Quality is a critical property of a software product. Quality doesn’t spontaneously happen but must be actively engineered in.

XenServer Engineering does this through our “Quality Engineering” process which goes something like this:

  • Define and agree quality goals for a XenServer release
  • Define and resource a plan to meet the goals (the “quality plan”)
  • Tracking and report progress of the quality plan, taking corrective action where necessary

And because quality is too important to leave to the quality fairies we appoint a “Quality Manager” to be accountable for all this.

The Quality Manager ensures quality has an equal place at the table whenever release decisions are being taken, stopping us from falling into the all-too-common trap of silently trading out quality in favour of scope or time. I have previously written about this in more detail here. In this blog we take a look inside the quality plan for Dundee, a XenServer release currently under development.

Dundee Quality Goals

First–and most importantly–we have a set of quality goals relating directly to Dundee release quality. The headline target is couched in terms of Customer Raised Unique Defects (CRUDs) at 180 days after release. As shown in Figure 1 we have been tracking this metric for a number of releases over a number of years.

The breakthrough in quality by this measure came with the XenServer 6.2 release where an increased investment in quality payed off with a very significant reduction in the number of CRUDs. XenServer 6.5 maintained this trend of improvement. For Dundee our target is to at least match the quality of XenServer 6.5 as measured by CRUDs. This is a more aggressive target than it sounds given the exciting and complex features being developed for XenServer Dundee.

Figure 1 – XenServer CRUDs since 2010CRUDs

As CRUDs are a lagging indicator (we don’t know whether we have met the goal until 180 days after release) we supplement the CRUD goal by “in-project” targets which we believe to be positively correlated with CRUDs.

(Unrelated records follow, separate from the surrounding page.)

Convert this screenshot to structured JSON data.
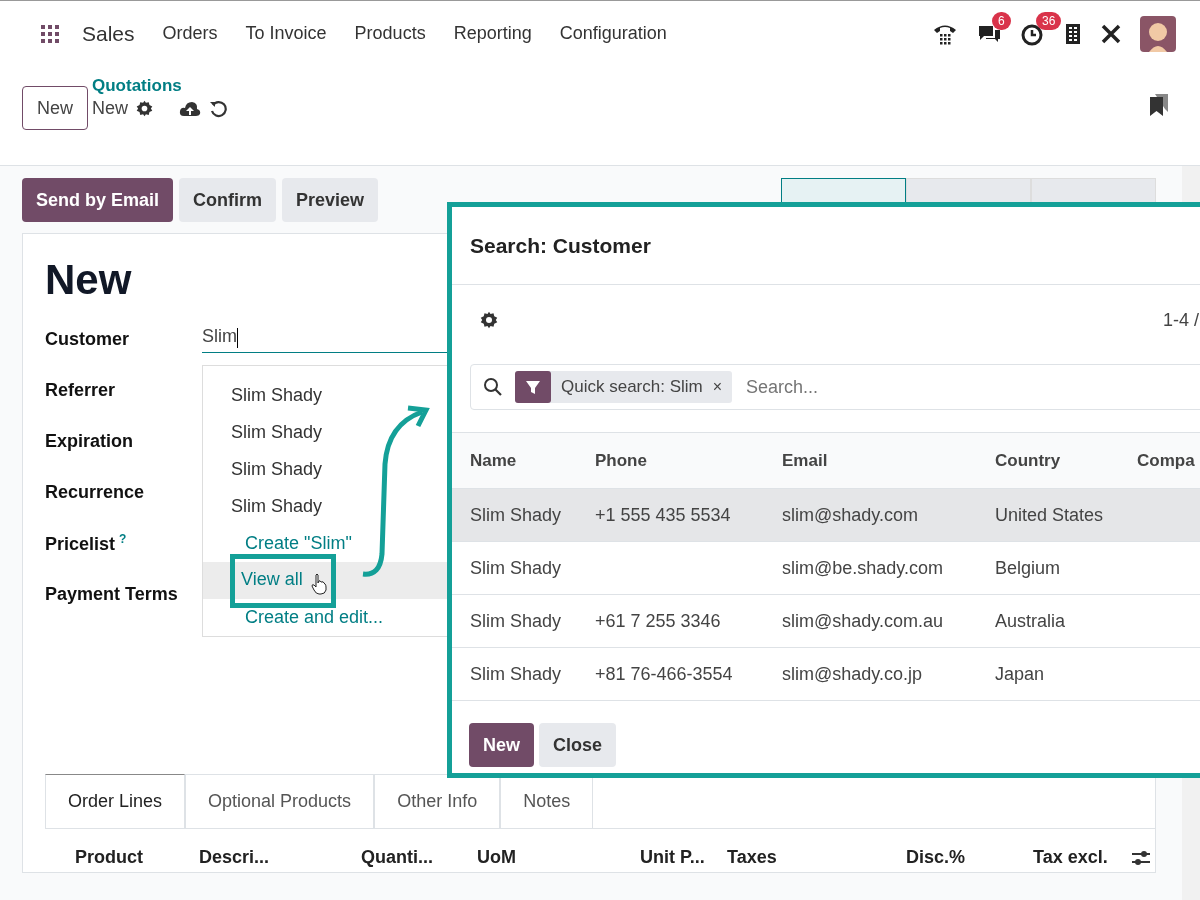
{
  "navbar": {
    "app": "Sales",
    "menu": [
      "Orders",
      "To Invoice",
      "Products",
      "Reporting",
      "Configuration"
    ],
    "badges": [
      {
        "kind": "chat",
        "count": "6"
      },
      {
        "kind": "activity",
        "count": "36"
      }
    ]
  },
  "breadcrumb": {
    "new_button": "New",
    "parent": "Quotations",
    "current": "New"
  },
  "actions": [
    {
      "label": "Send by Email",
      "primary": true
    },
    {
      "label": "Confirm",
      "primary": false
    },
    {
      "label": "Preview",
      "primary": false
    }
  ],
  "status_steps": [
    {
      "selected": true
    },
    {
      "selected": false
    },
    {
      "selected": false
    }
  ],
  "form": {
    "title": "New",
    "fields": [
      {
        "label": "Customer",
        "value": "Slim"
      },
      {
        "label": "Referrer"
      },
      {
        "label": "Expiration"
      },
      {
        "label": "Recurrence"
      },
      {
        "label": "Pricelist",
        "help": "?"
      },
      {
        "label": "Payment Terms"
      }
    ]
  },
  "dropdown": {
    "items": [
      {
        "label": "Slim Shady",
        "kind": "record",
        "selected": false
      },
      {
        "label": "Slim Shady",
        "kind": "record",
        "selected": false
      },
      {
        "label": "Slim Shady",
        "kind": "record",
        "selected": false
      },
      {
        "label": "Slim Shady",
        "kind": "record",
        "selected": false
      },
      {
        "label": "Create \"Slim\"",
        "kind": "action",
        "selected": false
      },
      {
        "label": "View all",
        "kind": "action",
        "selected": true
      },
      {
        "label": "Create and edit...",
        "kind": "action",
        "selected": false
      }
    ]
  },
  "dialog": {
    "title": "Search: Customer",
    "pager": "1-4 /",
    "facet": {
      "label": "Quick search: Slim",
      "remove": "×"
    },
    "search_placeholder": "Search...",
    "columns": [
      "Name",
      "Phone",
      "Email",
      "Country",
      "Compa"
    ],
    "rows": [
      {
        "cells": [
          "Slim Shady",
          "+1 555 435 5534",
          "slim@shady.com",
          "United States"
        ],
        "selected": true
      },
      {
        "cells": [
          "Slim Shady",
          "",
          "slim@be.shady.com",
          "Belgium"
        ],
        "selected": false
      },
      {
        "cells": [
          "Slim Shady",
          "+61 7 255 3346",
          "slim@shady.com.au",
          "Australia"
        ],
        "selected": false
      },
      {
        "cells": [
          "Slim Shady",
          "+81 76-466-3554",
          "slim@shady.co.jp",
          "Japan"
        ],
        "selected": false
      }
    ],
    "buttons": [
      {
        "label": "New",
        "primary": true
      },
      {
        "label": "Close",
        "primary": false
      }
    ]
  },
  "tabs": [
    {
      "label": "Order Lines",
      "selected": true
    },
    {
      "label": "Optional Products",
      "selected": false
    },
    {
      "label": "Other Info",
      "selected": false
    },
    {
      "label": "Notes",
      "selected": false
    }
  ],
  "lines_columns": [
    "Product",
    "Descri...",
    "Quanti...",
    "UoM",
    "Unit P...",
    "Taxes",
    "Disc.%",
    "Tax excl."
  ]
}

The main one we use is a function of in-project defect levels. We have rich historical data on how the number of unresolved defects at various stages of XenServer projects (notably time of release), map to CRUDs.

Further, we have a methodology for assessing defects and focussing our effort on the ones most likely to result in CRUDs, or in customer dissatisfaction generally. This also ensures we minimize effort spent fixing defects that are unlikely to impact our customers. We also break our overall CRUD target down into sub-goals targeting specific product areas, features or capabilities in order to focus attention where it is most needed and where we can get most bang per buck.

We identify these areas by analysing sources such as CRUDs from previous releases and intel from our tech support teams. In Dundee we have a general target to not regress any of our performance and scale KPIs as well as some specific improvement targets.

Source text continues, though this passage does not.